S’il fallait chercher à ce disque une raison d’exister, elle serait bien facile à trouver : notre meilleure mozartienne à l’heure actuelle, Sandrine Piau, avait bien mérité cette occasion supplémentaire : après deux disques d’airs d’opéra chez Naïve, après sa participation à la Messe en Ut dirigée par Emmanuel Krivine sous le même label, sans oublier un DVD d’airs sacrés dirigés par Christophe Rousset, la soprano n’a guère été conviée à participer qu’à des intégrales d’œuvres de jeunesse, comme Ascanio in Alba, Zaïde ou surtout Mitridate. Laurence Equilbey l’avait sollicitée pour un Requiem paru en 2014, et la revoici avec la même équipe dans d’autres musiques relevant de la même inspiration. Sandrine Piau, donc, trouve à nouveau ici un de ses meilleurs terrains d’élection, et l’on écoutera très dévotement l’ « Agnus dei » de la Messe du couronnement ou dans le « Laudate Dominum » des Vêpres. La soprano frontière peut affronter sans frémir la concurrence de Kiri Te Kanawa ou de Barbara Bonney, pour ne citer que deux de ses plus illustres devancières. La voix parvient à être à la fois légère et majestueuse, aérienne et fruitée, avec une distinction qui est celle des grandes héroïnes et non des soubrettes qui s’y égarent parfois.
Il fut un temps, d’ailleurs, où le nom de la soprano aurait figuré en tête d’affiche pour un tel programme. Justifié par la chronologie mozartienne (les deux œuvres datent de 1779), le couplage Messe du Couronnement/Vêpres d’un confesseur ne date pas d’hier, et il a déjà été proposé par plusieurs labels avec différents chefs baroqueux (Harnoncourt chez Warner, Marriner chez Decca, Frans Brüggen chez Phillips…). Au CD, le minutage paraît un peu chiche, car 50 minutes, c’est peu pour un support qui en permet près de 80, d’où l’adjonction parfois d’autres pièces sacrées de Mozart, Ave verum corpus et/ou Exsultate, jubilate, notamment.

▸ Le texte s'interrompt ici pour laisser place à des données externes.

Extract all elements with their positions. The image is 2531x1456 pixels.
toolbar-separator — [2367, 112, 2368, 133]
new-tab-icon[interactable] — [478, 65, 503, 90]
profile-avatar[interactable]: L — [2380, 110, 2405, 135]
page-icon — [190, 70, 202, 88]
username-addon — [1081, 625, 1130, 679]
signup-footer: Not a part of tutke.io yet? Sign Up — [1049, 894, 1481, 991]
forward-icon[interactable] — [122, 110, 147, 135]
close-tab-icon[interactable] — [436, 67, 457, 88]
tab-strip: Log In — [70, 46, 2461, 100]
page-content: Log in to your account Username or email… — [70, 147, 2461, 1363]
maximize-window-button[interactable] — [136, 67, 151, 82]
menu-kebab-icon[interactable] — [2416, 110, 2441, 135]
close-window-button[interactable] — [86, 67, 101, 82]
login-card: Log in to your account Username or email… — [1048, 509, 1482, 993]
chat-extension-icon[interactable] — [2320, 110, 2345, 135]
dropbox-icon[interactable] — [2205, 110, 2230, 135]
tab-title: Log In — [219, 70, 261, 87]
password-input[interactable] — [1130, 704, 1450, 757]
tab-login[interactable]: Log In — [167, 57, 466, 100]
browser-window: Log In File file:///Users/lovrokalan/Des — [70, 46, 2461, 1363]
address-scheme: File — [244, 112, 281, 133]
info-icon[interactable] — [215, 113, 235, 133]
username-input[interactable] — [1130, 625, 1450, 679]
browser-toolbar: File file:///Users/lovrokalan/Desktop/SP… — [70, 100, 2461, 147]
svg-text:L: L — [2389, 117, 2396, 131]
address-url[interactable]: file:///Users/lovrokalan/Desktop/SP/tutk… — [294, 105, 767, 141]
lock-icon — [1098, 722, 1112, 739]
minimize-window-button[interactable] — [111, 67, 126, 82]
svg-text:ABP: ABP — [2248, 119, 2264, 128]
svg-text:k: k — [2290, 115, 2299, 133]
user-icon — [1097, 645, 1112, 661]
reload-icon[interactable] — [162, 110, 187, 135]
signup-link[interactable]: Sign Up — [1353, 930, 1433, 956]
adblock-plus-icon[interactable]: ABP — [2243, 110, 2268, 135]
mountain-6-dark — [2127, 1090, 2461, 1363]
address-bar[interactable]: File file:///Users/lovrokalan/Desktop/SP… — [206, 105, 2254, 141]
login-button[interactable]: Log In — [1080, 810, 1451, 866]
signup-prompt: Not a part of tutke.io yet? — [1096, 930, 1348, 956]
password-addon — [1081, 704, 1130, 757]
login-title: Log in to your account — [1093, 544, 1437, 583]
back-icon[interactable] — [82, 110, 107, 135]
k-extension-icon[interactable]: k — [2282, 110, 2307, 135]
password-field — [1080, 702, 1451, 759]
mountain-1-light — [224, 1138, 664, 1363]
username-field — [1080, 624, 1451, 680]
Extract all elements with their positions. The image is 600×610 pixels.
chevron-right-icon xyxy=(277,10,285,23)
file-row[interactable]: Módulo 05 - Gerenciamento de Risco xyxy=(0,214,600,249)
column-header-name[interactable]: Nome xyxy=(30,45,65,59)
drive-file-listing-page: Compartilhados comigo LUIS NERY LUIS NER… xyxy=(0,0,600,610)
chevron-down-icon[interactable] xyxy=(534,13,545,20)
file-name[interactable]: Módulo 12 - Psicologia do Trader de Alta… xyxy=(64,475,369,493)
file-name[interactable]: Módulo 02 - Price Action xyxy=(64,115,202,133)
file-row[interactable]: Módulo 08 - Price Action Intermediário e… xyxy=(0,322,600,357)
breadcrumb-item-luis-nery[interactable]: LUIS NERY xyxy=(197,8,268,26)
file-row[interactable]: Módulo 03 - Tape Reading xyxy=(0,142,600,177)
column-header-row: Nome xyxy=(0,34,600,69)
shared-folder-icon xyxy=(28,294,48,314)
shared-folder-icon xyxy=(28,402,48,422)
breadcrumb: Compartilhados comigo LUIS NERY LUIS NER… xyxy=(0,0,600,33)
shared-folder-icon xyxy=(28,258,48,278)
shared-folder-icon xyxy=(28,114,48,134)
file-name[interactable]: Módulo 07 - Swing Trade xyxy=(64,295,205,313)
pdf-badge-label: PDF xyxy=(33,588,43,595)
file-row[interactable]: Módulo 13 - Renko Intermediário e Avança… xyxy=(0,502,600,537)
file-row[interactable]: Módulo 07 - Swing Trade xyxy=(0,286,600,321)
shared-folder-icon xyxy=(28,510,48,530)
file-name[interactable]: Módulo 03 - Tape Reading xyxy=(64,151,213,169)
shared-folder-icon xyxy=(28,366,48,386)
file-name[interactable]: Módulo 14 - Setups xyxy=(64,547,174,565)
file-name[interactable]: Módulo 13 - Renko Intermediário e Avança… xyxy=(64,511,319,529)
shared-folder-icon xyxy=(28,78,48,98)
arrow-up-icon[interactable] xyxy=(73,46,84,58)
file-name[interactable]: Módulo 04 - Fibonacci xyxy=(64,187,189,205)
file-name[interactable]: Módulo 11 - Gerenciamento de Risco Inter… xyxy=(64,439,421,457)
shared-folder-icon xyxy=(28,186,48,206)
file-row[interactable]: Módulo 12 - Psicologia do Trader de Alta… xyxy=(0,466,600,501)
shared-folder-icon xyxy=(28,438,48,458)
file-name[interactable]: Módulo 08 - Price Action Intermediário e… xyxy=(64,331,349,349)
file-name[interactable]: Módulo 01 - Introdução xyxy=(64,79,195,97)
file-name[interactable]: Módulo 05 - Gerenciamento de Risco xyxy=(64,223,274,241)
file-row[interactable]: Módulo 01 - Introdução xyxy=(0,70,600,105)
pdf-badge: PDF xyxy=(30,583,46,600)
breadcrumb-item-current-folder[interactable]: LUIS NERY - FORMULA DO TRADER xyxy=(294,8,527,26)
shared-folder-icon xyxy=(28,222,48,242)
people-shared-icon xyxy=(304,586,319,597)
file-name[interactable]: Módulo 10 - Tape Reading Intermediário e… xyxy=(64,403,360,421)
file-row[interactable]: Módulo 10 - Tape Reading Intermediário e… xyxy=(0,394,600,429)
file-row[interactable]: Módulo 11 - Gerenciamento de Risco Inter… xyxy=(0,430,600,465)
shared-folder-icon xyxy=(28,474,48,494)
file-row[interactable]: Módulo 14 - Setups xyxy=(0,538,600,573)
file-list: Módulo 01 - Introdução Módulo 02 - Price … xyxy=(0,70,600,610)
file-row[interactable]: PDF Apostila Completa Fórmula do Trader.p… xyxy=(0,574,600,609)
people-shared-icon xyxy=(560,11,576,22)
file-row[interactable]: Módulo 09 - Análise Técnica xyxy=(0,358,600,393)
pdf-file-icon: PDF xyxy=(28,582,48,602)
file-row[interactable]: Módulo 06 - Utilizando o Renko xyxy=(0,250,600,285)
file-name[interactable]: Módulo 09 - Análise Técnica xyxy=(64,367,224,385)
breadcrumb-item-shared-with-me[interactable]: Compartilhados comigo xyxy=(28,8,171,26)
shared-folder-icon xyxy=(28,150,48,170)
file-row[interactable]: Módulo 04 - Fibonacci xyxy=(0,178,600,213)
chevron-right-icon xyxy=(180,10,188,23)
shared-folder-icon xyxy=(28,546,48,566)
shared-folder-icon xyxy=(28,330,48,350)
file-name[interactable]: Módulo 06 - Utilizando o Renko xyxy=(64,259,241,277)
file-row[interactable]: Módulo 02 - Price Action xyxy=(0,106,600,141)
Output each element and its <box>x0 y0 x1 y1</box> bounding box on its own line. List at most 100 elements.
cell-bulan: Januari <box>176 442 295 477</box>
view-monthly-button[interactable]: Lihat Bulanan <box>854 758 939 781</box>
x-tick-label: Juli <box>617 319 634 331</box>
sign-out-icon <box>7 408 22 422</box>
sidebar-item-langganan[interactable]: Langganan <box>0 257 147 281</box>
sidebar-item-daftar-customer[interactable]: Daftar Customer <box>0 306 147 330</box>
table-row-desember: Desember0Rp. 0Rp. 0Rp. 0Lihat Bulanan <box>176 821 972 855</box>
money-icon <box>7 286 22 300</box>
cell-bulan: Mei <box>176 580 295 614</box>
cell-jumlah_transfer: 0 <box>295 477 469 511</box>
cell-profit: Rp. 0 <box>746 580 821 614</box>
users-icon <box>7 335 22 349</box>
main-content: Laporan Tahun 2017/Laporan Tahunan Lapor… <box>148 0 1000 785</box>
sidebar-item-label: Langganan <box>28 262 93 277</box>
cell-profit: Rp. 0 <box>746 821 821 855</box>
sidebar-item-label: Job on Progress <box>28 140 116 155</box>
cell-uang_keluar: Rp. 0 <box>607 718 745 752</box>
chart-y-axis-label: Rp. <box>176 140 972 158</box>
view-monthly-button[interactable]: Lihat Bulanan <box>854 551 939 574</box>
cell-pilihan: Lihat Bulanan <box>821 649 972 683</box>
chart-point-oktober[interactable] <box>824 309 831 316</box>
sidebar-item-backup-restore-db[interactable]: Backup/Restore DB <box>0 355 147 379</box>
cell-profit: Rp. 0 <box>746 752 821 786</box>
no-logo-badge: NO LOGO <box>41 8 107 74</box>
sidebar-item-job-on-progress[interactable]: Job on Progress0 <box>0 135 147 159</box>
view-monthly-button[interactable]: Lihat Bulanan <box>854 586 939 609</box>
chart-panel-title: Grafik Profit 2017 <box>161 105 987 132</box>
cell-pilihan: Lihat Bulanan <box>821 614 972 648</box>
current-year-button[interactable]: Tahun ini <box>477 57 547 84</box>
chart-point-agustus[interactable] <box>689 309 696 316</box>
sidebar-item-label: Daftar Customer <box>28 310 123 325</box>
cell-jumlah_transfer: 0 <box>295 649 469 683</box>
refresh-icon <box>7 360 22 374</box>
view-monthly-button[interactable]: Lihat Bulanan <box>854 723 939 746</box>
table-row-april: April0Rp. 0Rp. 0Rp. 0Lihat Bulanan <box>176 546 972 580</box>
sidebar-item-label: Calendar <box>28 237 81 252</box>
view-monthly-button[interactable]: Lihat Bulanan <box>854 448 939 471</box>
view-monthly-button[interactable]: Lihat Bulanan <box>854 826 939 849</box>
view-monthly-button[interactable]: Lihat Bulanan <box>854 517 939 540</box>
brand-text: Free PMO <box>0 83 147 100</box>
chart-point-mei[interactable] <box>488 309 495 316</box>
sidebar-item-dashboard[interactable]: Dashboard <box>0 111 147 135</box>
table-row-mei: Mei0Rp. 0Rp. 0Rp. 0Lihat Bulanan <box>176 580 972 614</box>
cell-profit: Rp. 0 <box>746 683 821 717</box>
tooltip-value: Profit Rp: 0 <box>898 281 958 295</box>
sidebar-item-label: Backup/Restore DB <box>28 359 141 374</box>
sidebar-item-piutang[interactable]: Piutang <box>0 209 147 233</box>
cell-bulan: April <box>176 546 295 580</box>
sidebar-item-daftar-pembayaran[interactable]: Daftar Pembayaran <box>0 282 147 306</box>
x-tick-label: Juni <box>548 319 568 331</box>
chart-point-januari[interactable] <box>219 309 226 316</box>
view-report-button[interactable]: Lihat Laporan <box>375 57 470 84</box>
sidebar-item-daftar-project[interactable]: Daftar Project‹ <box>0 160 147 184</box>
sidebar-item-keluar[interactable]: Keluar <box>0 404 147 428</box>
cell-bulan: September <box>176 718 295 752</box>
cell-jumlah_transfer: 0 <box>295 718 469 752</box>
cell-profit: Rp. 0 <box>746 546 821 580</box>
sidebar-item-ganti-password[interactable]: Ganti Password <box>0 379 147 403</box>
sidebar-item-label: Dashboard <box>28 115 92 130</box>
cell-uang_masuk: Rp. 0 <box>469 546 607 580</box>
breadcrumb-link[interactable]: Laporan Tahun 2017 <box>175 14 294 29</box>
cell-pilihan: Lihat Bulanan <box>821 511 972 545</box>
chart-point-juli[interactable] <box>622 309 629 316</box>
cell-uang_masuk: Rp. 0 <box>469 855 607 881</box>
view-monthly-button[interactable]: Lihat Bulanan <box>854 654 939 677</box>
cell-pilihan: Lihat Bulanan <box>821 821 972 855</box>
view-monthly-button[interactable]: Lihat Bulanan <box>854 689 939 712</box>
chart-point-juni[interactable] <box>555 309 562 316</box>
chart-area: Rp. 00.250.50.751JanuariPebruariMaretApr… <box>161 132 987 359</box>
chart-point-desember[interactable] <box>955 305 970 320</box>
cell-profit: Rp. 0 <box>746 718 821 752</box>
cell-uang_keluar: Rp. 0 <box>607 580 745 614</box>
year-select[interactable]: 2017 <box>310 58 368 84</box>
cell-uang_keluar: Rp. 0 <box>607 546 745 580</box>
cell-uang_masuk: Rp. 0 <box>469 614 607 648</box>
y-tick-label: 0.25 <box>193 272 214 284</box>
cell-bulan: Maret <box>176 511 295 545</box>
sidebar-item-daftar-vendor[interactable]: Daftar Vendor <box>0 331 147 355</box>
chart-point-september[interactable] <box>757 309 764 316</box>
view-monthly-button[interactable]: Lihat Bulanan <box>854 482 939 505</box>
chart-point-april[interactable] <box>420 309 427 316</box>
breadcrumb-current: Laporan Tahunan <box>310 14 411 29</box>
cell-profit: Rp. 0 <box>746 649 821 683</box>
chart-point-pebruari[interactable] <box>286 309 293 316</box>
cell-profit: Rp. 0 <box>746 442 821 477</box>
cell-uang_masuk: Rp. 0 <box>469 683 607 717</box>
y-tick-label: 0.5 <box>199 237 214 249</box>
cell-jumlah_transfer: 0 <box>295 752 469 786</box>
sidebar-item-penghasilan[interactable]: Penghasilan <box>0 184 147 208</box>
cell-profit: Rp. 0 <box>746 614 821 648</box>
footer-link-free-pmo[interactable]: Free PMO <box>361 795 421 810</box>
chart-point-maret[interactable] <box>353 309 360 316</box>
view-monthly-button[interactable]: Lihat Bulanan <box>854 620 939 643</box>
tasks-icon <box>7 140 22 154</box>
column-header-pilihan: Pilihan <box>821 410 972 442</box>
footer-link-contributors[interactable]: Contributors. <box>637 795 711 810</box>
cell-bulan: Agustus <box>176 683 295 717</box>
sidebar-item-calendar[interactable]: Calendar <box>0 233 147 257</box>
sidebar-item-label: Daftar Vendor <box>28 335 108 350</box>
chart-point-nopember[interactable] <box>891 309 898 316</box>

Le Requiem susmentionné était le premier disque d’Insula Orchestra. L’accueil n’avait alors pas été totalement enthousiaste, d’autant plus que le défi était de taille. Cette fois, les attentes sont moindres, et l’on ne demande pas à une Messe du couronnement de nécessairement bouleverser notre conception de la musique de Mozart. Sous la baguette de Laurence Equilbey, ces deux œuvres avancent à un rythme soutenu, avec l’énergie souhaitable. Les trois autres solistes s’acquittent très honorablement de leur tâche (on déplore seulement un Amen un peu nasal de la part du ténor, à la fin du Gloria de la messe). Le chœur accentus possède les couleurs adéquates, même s’il paraît parfois un peu lointain, ou insuffisamment net dans l’acoustique de la cathédrale de Saint-Omer.